Why are there 3 wires in electricity plugs while neutral and ground wires are fundamentally the same?

     They are at the same potential but with one very important distinction. The neutral wire carries the full load current as the hot wire while the ground carries absolutely zero current. The neutral is designed to be the return for the hot wire to complete the circuit.

     Anything else is a fault condition. Safety equipment depends on this distinction. When current flows in the ground wire, there is a leakage path and properly designed equipment will shunt fault currents here rather than to the user.

     The Neutral wiring in any circuit is the return path for the live or outgoing current. They work as a pair. The Ground is for safety, it is the protection wire, and its purpose is to make sure that any metal or conductive part that you could touch is safe, at the same potential as the ground that you stand on. Earth or Ground wires should never be conducting any current, unless there is an electrical fault, then it carries the Fault current safely to earth and hopefully trips the circuit breaker on the faulty circuit.

     The three pins correspond to earth, neutral, and phase. The phase line is the one that carries the current, the neutral line provides the return path to balance the flow of current, and finally earthing is purely used for safety purposes.

     In most electrical systems, there are three wires in plugs because they are used to connect the three primary components of the electrical system: the live wire, the neutral wire, and the ground wire.

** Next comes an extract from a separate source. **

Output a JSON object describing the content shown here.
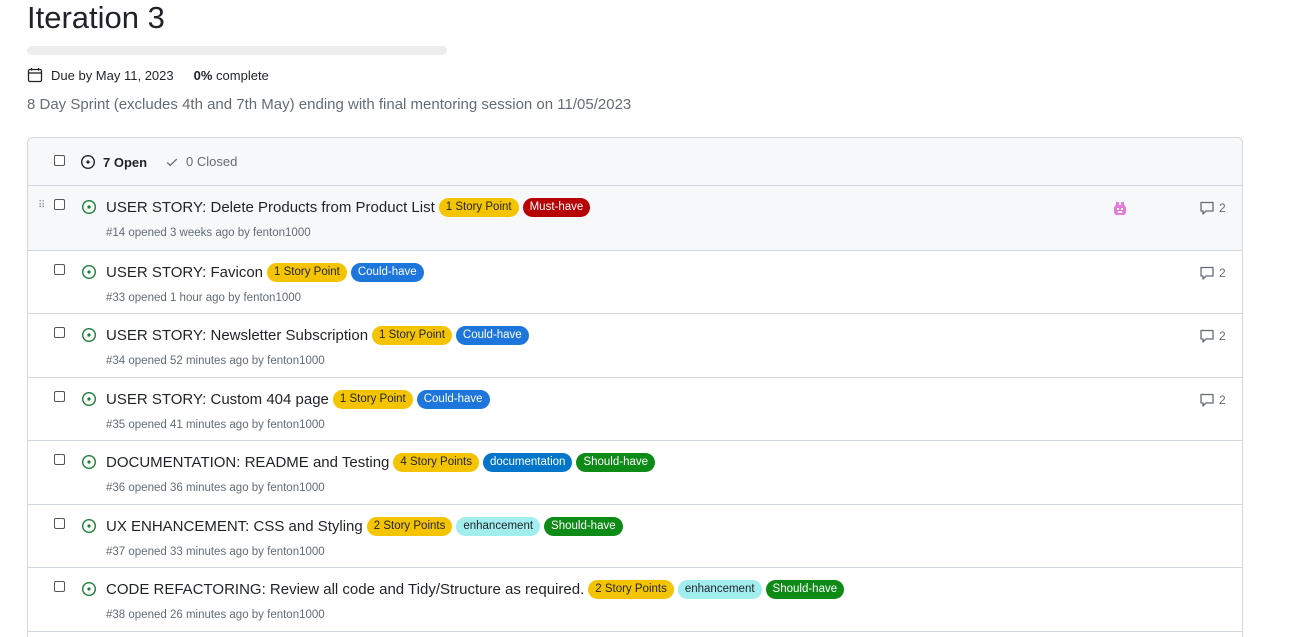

     The live wire carries the electric current from the power source to the load. It is usually colored black, red, or another color to indicate that it is live. The neutral wire carries the electric current back to the power source after it has passed through the load. It is usually colored white or gray.

     The ground wire is a safety feature that is used to provide a path for electricity to flow in the event of a fault or short circuit. It is usually colored green, or it may have a green stripe to indicate its purpose.

     The live and neutral wires are fundamentally different because they serve different purposes in the electrical system. The hot wire carries the electric current to the load, while the neutral wire carries it back to the power source. The ground wire is not involved in the flow of electric current under normal circumstances, but it serves as a safety feature by providing an alternative path for electricity to flow in the event of a fault.

     Therefore, there are three wires in electricity plugs to connect the live wire, the neutral wire, and the ground wire, which are all necessary components of the electrical system.